ん?ともみが何かをパソコンで操作している。まさかとは思うがそれ……

「うん!その通りよ!GPS!お兄ちゃん鈍臭いから住所とが重要なこと聞いてないかもと思って仕掛けておいたの!」

「……さすがすぎるよ。」


本当に流石すぎる。若干怖いがナイスだ。それから僕らは早かった。必要になりそうなものを車に積み込んで、一応専属の医者であるジョニーも連れていく。

「よし!まさとさんを迎えに行くぞ!」

「「おー!」」

気合いを入れて出発した僕達は、スピード違反で罰金を食らうなど紆余曲折を経て、家に着いた。



鍵をピッキングしてドアを開ける。そこに広がる光景は、酷いものだった。まるでまさきさんの心の中を表しているようで胸が痛む。

「まさとさん!!!」

奥で倒れているまさきさんをみつけたと同時に駆け寄り抱きしめた。よかった、息してる……。だがすごく衰弱していて、意思の疎通はできていない。

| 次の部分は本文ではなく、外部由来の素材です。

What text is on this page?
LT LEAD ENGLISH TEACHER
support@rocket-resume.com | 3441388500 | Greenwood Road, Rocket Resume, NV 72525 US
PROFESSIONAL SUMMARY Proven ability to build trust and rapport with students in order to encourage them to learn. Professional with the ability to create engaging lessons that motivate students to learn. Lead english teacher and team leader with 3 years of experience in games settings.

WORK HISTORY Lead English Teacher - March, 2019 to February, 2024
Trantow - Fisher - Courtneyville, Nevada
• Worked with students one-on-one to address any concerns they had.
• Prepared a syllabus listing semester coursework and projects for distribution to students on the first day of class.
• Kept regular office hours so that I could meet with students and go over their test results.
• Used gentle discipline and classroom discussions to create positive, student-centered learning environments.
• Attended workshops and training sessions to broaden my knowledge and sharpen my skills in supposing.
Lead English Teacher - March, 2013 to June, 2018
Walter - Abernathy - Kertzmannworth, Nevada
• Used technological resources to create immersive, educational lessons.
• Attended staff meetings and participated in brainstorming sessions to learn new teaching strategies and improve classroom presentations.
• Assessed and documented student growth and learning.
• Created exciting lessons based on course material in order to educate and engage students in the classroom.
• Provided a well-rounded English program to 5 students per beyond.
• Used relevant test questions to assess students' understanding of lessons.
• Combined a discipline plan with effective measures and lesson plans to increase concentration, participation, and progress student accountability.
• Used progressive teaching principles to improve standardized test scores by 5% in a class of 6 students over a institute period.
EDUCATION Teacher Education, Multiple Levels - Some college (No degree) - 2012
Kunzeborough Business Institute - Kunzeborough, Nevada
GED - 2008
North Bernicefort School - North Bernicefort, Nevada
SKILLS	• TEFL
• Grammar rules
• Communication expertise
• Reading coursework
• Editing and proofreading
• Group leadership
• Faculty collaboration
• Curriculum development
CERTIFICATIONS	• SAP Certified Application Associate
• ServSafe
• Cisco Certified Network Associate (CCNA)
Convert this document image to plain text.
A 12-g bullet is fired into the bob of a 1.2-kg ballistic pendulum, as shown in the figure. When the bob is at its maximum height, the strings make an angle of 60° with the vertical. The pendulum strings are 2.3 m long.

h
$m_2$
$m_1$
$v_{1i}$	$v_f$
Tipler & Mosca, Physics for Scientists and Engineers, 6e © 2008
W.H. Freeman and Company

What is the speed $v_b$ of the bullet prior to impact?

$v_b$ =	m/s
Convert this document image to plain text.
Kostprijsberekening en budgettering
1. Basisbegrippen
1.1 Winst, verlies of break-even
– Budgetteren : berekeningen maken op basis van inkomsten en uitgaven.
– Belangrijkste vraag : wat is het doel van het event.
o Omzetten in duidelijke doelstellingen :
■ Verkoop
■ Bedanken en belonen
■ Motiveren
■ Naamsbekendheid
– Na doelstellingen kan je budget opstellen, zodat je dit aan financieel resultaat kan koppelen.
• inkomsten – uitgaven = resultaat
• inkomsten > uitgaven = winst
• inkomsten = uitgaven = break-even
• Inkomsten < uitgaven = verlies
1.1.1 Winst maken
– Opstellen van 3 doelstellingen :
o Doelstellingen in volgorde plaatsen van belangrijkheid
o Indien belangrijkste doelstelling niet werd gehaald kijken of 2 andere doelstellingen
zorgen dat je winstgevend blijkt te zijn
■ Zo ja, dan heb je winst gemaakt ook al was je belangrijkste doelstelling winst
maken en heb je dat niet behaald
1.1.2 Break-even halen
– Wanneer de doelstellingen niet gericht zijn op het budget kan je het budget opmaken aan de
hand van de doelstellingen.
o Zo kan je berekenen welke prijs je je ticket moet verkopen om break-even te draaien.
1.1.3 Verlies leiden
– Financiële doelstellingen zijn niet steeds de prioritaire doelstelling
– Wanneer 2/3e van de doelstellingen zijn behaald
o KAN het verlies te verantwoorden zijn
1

「ジョニー!早く手当を!!まさとさんごめん。ちょっとここで待って……?!」

一旦寝かせようと腕を緩めると、ガシッと抱きしめ返されて不意にキュンとしてしまう。首を勢いよく振り煩悩を取り除く。どうしたの?と声をかけた。


「……かないで……置いてかないで!!!行っちゃヤダって!ひとりにしないで!!」


「……大丈夫。僕はここにいるよ。絶対離さないから安心して。約束する。」


また意識を失ったまさとさんを抱きしめる。どうしてそんなに辛そうなんだ。何が君をここまで……。